IV. Abuse of Process

    Plaintiff contends that defendant used the threat of and procured criminal process in order to coerce plaintiff to further apologize to defendant. Plaintiff argues that a disputed issue of fact exists as to “whether Officer Thompson's actions, as influenced by Ms. Parker's directions, should support an award of damages.”

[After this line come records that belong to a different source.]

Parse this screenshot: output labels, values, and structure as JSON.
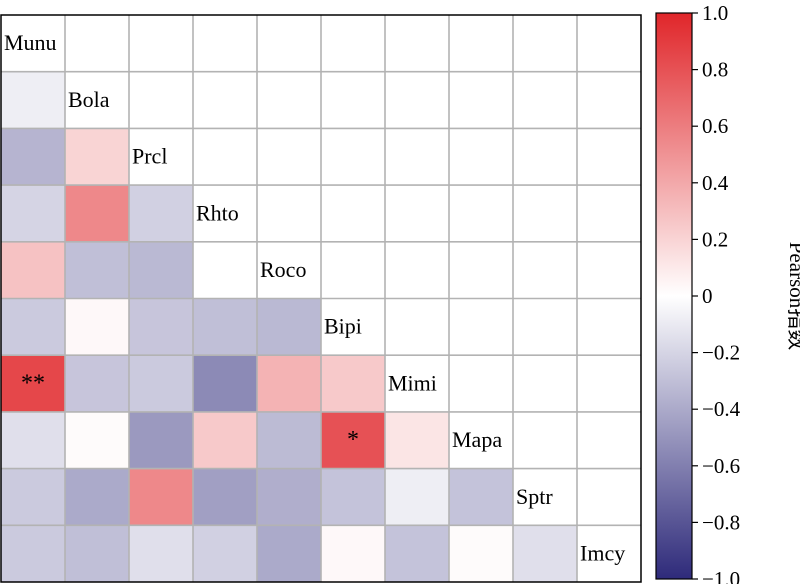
{
  "chart_data": {
    "type": "heatmap",
    "title": "",
    "variables": [
      "Munu",
      "Bola",
      "Prcl",
      "Rhto",
      "Roco",
      "Bipi",
      "Mimi",
      "Mapa",
      "Sptr",
      "Imcy"
    ],
    "lower_triangle": [
      [],
      [
        -0.08
      ],
      [
        -0.35,
        0.2
      ],
      [
        -0.2,
        0.55,
        -0.22
      ],
      [
        0.28,
        -0.3,
        -0.33,
        0.0
      ],
      [
        -0.25,
        0.03,
        -0.27,
        -0.3,
        -0.33
      ],
      [
        0.85,
        -0.27,
        -0.25,
        -0.55,
        0.35,
        0.25
      ],
      [
        -0.15,
        0.02,
        -0.48,
        0.25,
        -0.32,
        0.8,
        0.12
      ],
      [
        -0.25,
        -0.4,
        0.55,
        -0.45,
        -0.38,
        -0.28,
        -0.08,
        -0.28
      ],
      [
        -0.25,
        -0.3,
        -0.15,
        -0.22,
        -0.4,
        0.03,
        -0.28,
        0.02,
        -0.15
      ]
    ],
    "significance": [
      {
        "row": 6,
        "col": 0,
        "mark": "**"
      },
      {
        "row": 7,
        "col": 5,
        "mark": "*"
      }
    ],
    "colorbar": {
      "label": "Pearson指数",
      "min": -1.0,
      "max": 1.0,
      "ticks": [
        "1.0",
        "0.8",
        "0.6",
        "0.4",
        "0.2",
        "0",
        "−0.2",
        "−0.4",
        "−0.6",
        "−0.8",
        "−1.0"
      ],
      "colors": {
        "neg": "#2e2a7a",
        "mid": "#ffffff",
        "pos": "#e0262a"
      }
    },
    "grid_color": "#b3b3b3"
  }
}
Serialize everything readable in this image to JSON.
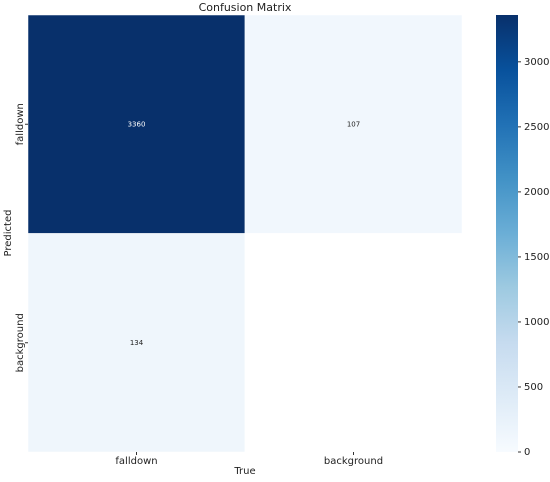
{
  "chart_data": {
    "type": "heatmap",
    "title": "Confusion Matrix",
    "x_label": "True",
    "y_label": "Predicted",
    "x_categories": [
      "falldown",
      "background"
    ],
    "y_categories": [
      "falldown",
      "background"
    ],
    "values": [
      [
        3360,
        107
      ],
      [
        134,
        null
      ]
    ],
    "colormap": "Blues",
    "clim": [
      0,
      3360
    ],
    "cticks": [
      0,
      500,
      1000,
      1500,
      2000,
      2500,
      3000
    ]
  }
}
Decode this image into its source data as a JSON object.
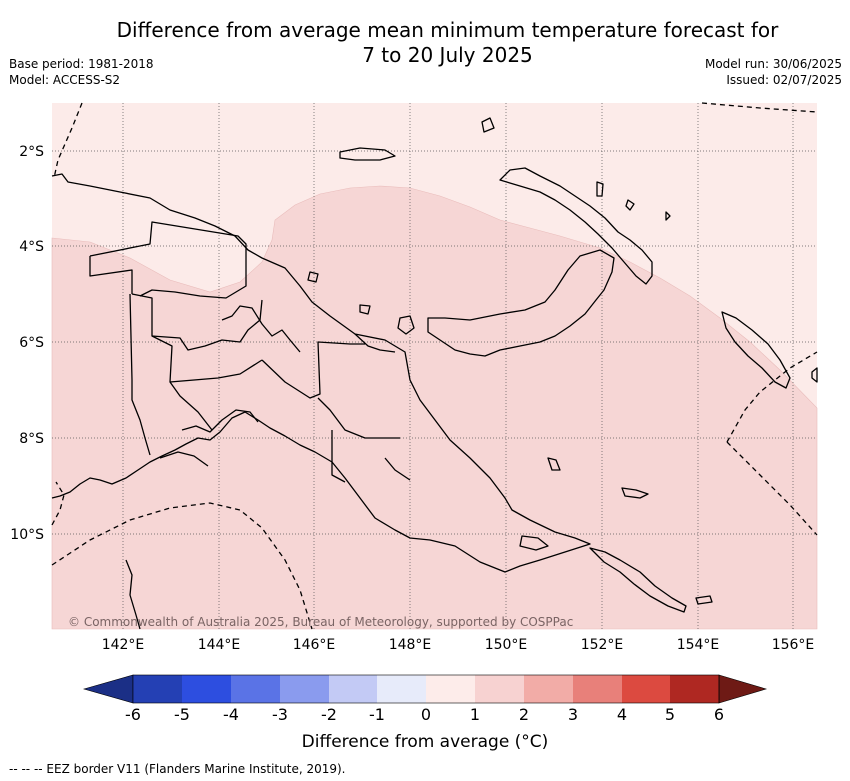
{
  "title_line1": "Difference from average mean minimum temperature forecast for",
  "title_line2": "7 to 20 July 2025",
  "base_period": "Base period: 1981-2018",
  "model": "Model: ACCESS-S2",
  "model_run": "Model run: 30/06/2025",
  "issued": "Issued: 02/07/2025",
  "lat_labels": [
    "2°S",
    "4°S",
    "6°S",
    "8°S",
    "10°S"
  ],
  "lon_labels": [
    "142°E",
    "144°E",
    "146°E",
    "148°E",
    "150°E",
    "152°E",
    "154°E",
    "156°E"
  ],
  "copyright": "© Commonwealth of Australia 2025, Bureau of Meteorology, supported by COSPPac",
  "colorbar": {
    "ticks": [
      "-6",
      "-5",
      "-4",
      "-3",
      "-2",
      "-1",
      "0",
      "1",
      "2",
      "3",
      "4",
      "5",
      "6"
    ],
    "colors": [
      "#1b2f86",
      "#2440b4",
      "#2d4ee0",
      "#5a73e6",
      "#8a9bee",
      "#c3caf5",
      "#e7ebfa",
      "#fdecea",
      "#f7d2d1",
      "#f2aca7",
      "#e8807a",
      "#dc4a40",
      "#af2822",
      "#6e1a15"
    ],
    "title": "Difference from average (°C)"
  },
  "region_colors": {
    "pale": "#fcebe9",
    "light": "#f6d6d5"
  },
  "footnote": "-- -- -- EEZ border V11 (Flanders Marine Institute, 2019)."
}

    The North Carolina Supreme Court has defined “abuse of process” as “the misuse of legal process for an ulterior purpose. It consists in the malicious misuse or misapplication of that process after issuance to accomplish some purpose not warranted or commanded by the writ.” Fowle v. Fowle, 263 N.C. 724, 728, 140 S.E.2d 398, 401 (1965) (citation omitted) (emphasis in original); see also Hill, 142 N.C. App. at 541, 545 S.E.2d at 453 (dissenting opinion). “The distinction between an action for malicious prosecution and one for abuse of process is that malicious prosecution is based upon malice in causing the process to issue, while abuse of process lies for its improper use after it has been issued.” Barnette v. Woody, 242 N.C. 424, 431, 88 S.E.2d 223, 227 (1955) (emphasis supplied). The cause of action requires an act in the use of the process that is not proper in the regular prosecution of the legal process. Id. at 431, 88 S.E.2d at 227-28.

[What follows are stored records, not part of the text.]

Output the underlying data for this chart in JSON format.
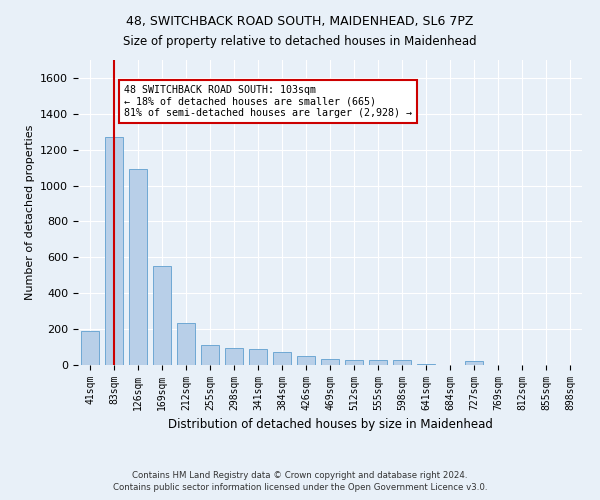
{
  "title1": "48, SWITCHBACK ROAD SOUTH, MAIDENHEAD, SL6 7PZ",
  "title2": "Size of property relative to detached houses in Maidenhead",
  "xlabel": "Distribution of detached houses by size in Maidenhead",
  "ylabel": "Number of detached properties",
  "bar_labels": [
    "41sqm",
    "83sqm",
    "126sqm",
    "169sqm",
    "212sqm",
    "255sqm",
    "298sqm",
    "341sqm",
    "384sqm",
    "426sqm",
    "469sqm",
    "512sqm",
    "555sqm",
    "598sqm",
    "641sqm",
    "684sqm",
    "727sqm",
    "769sqm",
    "812sqm",
    "855sqm",
    "898sqm"
  ],
  "bar_values": [
    190,
    1270,
    1090,
    550,
    235,
    110,
    95,
    90,
    75,
    50,
    35,
    30,
    30,
    30,
    5,
    0,
    20,
    0,
    0,
    0,
    0
  ],
  "bar_color": "#b8cfe8",
  "bar_edge_color": "#6fa8d4",
  "ylim": [
    0,
    1700
  ],
  "yticks": [
    0,
    200,
    400,
    600,
    800,
    1000,
    1200,
    1400,
    1600
  ],
  "vline_x_index": 1,
  "vline_color": "#cc0000",
  "annotation_line1": "48 SWITCHBACK ROAD SOUTH: 103sqm",
  "annotation_line2": "← 18% of detached houses are smaller (665)",
  "annotation_line3": "81% of semi-detached houses are larger (2,928) →",
  "annotation_box_color": "#cc0000",
  "footer1": "Contains HM Land Registry data © Crown copyright and database right 2024.",
  "footer2": "Contains public sector information licensed under the Open Government Licence v3.0.",
  "bg_color": "#e8f0f8",
  "grid_color": "#ffffff",
  "bar_width": 0.75
}
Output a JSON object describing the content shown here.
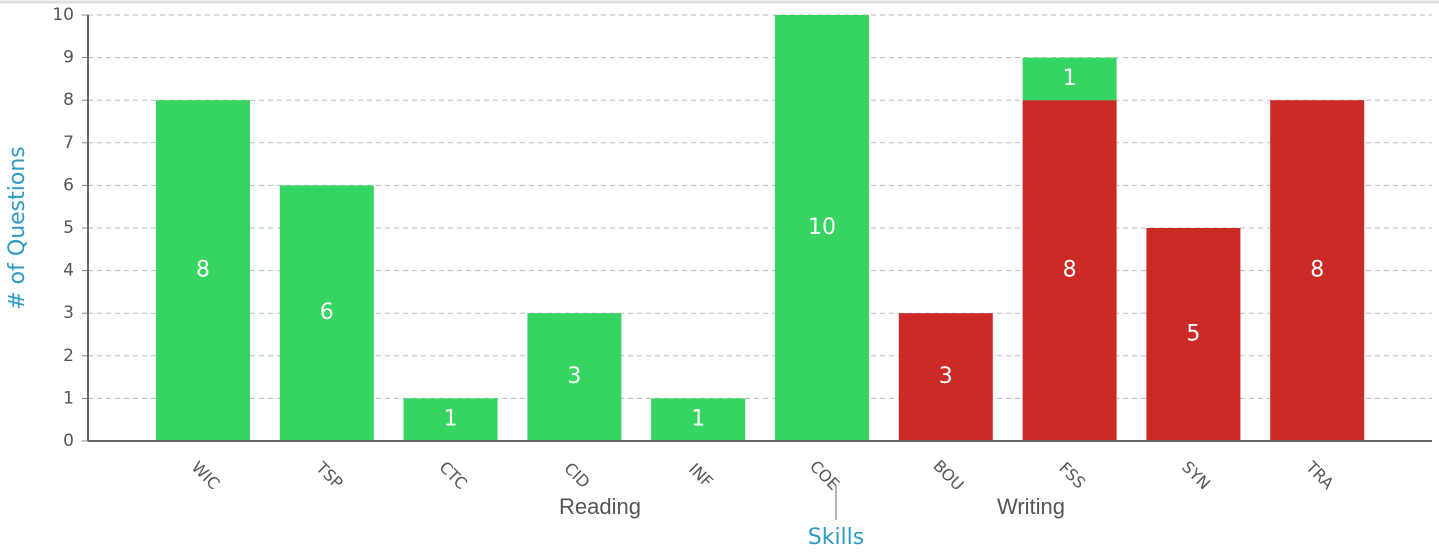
{
  "chart_data": {
    "type": "stacked_bar",
    "categories": [
      "WIC",
      "TSP",
      "CTC",
      "CID",
      "INF",
      "COE",
      "BOU",
      "FSS",
      "SYN",
      "TRA"
    ],
    "groups": [
      "Reading",
      "Writing"
    ],
    "series": [
      {
        "color": "#cc2a24",
        "values": [
          0,
          0,
          0,
          0,
          0,
          0,
          3,
          8,
          5,
          8
        ]
      },
      {
        "color": "#36d461",
        "values": [
          8,
          6,
          1,
          3,
          1,
          10,
          0,
          1,
          0,
          0
        ]
      }
    ],
    "x_label": "Skills",
    "y_label": "# of Questions",
    "ylim": [
      0,
      10
    ],
    "yticks": [
      0,
      1,
      2,
      3,
      4,
      5,
      6,
      7,
      8,
      9,
      10
    ],
    "grid": true
  }
}
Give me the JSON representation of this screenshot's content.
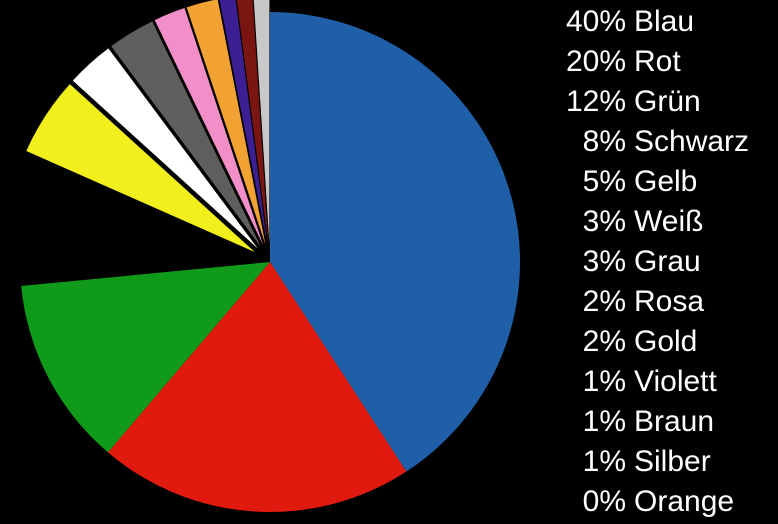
{
  "chart_data": {
    "type": "pie",
    "start_angle_deg": 0,
    "direction": "clockwise",
    "background": "#000000",
    "legend_position": "right",
    "slices": [
      {
        "label": "Blau",
        "value": 40,
        "display": "40%",
        "color": "#1f5fa8"
      },
      {
        "label": "Rot",
        "value": 20,
        "display": "20%",
        "color": "#e01a0e"
      },
      {
        "label": "Grün",
        "value": 12,
        "display": "12%",
        "color": "#0f9a1a"
      },
      {
        "label": "Schwarz",
        "value": 8,
        "display": "8%",
        "color": "#000000",
        "exploded": true
      },
      {
        "label": "Gelb",
        "value": 5,
        "display": "5%",
        "color": "#f2f01c",
        "exploded": true
      },
      {
        "label": "Weiß",
        "value": 3,
        "display": "3%",
        "color": "#ffffff",
        "exploded": true
      },
      {
        "label": "Grau",
        "value": 3,
        "display": "3%",
        "color": "#5e5e5e",
        "exploded": true
      },
      {
        "label": "Rosa",
        "value": 2,
        "display": "2%",
        "color": "#f28fc9",
        "exploded": true
      },
      {
        "label": "Gold",
        "value": 2,
        "display": "2%",
        "color": "#f2a233",
        "exploded": true
      },
      {
        "label": "Violett",
        "value": 1,
        "display": "1%",
        "color": "#3b1f93",
        "exploded": true
      },
      {
        "label": "Braun",
        "value": 1,
        "display": "1%",
        "color": "#7a1512",
        "exploded": true
      },
      {
        "label": "Silber",
        "value": 1,
        "display": "1%",
        "color": "#c8c8c8",
        "exploded": true
      },
      {
        "label": "Orange",
        "value": 0,
        "display": "0%",
        "color": "#f27a12",
        "exploded": true
      }
    ]
  }
}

    Plaintiff contends that defendant acted improperly after thecitation was issued. Plaintiff argues that Officer Thompson's conduct of calling plaintiff on the telephone to ask whether he “was going to apologize to Ms. Parker so that the criminal trial could be dismissed” after the citation was issued was improper. We disagree.
    Although Officer Thompson testified that defendant called him and asked whether she could dismiss the charges, defendant's act was not improper. The acts of Officer Thompson were not the acts of defendant. Nor is there any evidence of a quid pro quo. Plaintiff was not required to further apologize to defendant as a condition of dismissal of the citation. Plaintiff failed to forecast any other evidence that defendant acted improperly or engaged in conduct that misused the legal process after the citation was issued. This assignment of error is overruled.
V. Summary

    Since we hold that probable cause existed to issue the citation, and that defendant did not engage in any improper act after the citation was issued, we affirm the trial court's grant of summary judgment for defendant.
    Affirmed.
    Judges MARTIN and THOMAS concur.